Justice Secretary Robert Buckland recently announced that the government has dropped its plans to introduce a scaled probate fee first proposed in 2016. The proposed hike had been put on hold in April this year on account of more pressing items on the government's agenda, specifically the dreaded Brexit.

In the initial proposal the fees were due to top out at £20,000 which only after some pressure was reduced to £6,000 for estates of £2 million or more, an unusually steep price for merely producing and stamping a document with a court seal. The government's plan now includes a review of the fees in its annual assessment of charges in family and civil courts.

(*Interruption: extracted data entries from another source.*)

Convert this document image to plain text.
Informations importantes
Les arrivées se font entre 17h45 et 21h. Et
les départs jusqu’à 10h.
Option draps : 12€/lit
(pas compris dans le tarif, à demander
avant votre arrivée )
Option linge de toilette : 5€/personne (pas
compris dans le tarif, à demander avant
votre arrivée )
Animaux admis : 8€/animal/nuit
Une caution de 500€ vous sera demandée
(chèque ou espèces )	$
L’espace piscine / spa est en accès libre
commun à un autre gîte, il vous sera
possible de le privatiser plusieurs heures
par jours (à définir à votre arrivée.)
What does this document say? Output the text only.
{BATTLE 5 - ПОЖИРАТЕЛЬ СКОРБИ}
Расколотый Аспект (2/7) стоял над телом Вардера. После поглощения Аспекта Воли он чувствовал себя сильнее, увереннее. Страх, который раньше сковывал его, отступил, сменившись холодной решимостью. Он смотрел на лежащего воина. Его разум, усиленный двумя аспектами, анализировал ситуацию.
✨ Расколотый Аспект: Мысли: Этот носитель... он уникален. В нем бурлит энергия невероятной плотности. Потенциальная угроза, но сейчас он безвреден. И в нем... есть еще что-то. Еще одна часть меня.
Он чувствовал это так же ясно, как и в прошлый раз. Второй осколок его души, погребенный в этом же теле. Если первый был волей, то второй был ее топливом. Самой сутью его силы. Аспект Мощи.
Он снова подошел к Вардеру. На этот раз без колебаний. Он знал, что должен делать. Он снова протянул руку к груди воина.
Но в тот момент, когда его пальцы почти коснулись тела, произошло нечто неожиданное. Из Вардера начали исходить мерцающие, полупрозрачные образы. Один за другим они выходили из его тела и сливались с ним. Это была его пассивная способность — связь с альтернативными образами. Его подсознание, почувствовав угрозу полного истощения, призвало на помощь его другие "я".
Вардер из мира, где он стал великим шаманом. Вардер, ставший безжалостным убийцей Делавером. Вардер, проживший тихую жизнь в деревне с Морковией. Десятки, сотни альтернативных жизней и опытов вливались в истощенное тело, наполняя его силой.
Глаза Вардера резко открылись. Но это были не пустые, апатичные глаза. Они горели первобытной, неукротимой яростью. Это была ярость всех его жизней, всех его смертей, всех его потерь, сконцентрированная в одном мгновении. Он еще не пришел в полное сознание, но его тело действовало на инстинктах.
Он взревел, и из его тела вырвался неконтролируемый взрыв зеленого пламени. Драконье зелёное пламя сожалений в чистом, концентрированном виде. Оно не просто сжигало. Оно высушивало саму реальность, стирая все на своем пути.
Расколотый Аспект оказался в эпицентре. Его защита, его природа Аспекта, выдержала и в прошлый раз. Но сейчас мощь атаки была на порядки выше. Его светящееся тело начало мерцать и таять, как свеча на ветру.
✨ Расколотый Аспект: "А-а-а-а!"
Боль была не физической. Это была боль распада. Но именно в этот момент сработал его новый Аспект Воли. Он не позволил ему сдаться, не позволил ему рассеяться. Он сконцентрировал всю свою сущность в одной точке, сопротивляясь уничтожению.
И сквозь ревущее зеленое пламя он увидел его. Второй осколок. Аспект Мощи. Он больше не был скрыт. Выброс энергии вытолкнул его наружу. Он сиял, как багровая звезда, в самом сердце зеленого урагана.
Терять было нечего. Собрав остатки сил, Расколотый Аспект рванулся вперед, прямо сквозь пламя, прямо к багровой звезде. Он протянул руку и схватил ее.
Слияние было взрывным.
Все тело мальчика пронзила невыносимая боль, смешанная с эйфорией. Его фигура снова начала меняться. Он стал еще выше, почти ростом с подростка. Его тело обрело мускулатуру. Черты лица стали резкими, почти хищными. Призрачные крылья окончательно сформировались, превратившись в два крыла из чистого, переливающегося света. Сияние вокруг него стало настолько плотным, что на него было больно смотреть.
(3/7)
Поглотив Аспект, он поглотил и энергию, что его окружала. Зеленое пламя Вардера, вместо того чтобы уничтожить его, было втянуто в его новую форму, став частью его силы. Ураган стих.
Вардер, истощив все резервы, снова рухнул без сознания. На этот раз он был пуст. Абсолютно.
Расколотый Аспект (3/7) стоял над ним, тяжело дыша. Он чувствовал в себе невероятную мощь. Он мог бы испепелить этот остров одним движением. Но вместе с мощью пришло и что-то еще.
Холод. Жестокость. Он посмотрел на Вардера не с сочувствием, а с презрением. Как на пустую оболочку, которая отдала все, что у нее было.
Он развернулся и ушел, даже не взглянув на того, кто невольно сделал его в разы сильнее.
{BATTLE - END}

A spokesperson from the Ministry of Justice said: "Fees are necessary to properly fund our world-leading courts system, but we have listened carefully to concerns around changes to those charged for probate and will look at them again as part of a wider review to make sure all fees are fair and proportionate”.

This is likely in response to widespread criticism that the high fees would go beyond mere cost recovery in order to fund other parts of the courts and tribunal service. The government had been hoping to make a profit on probate of £185 million on top of the inheritance tax already payable by many estates. The Joint Committee on Statutory Instruments (JCSI) even warned the Lord Chancellor in 2018 that an attempt to make the fees profit making would be ultra vires, a term meaning to act beyond one's legal power or authority which could expose the government to a challenge in court.

Obtaining the Grant of Probate or Letter of Administration is a necessary step to begin administering an estate and it seems callous for the court to try and profit from it.

We therefore suspect this is not the end of the story and that a fee hike is still on the horizon, albeit perhaps not in the same magnitude.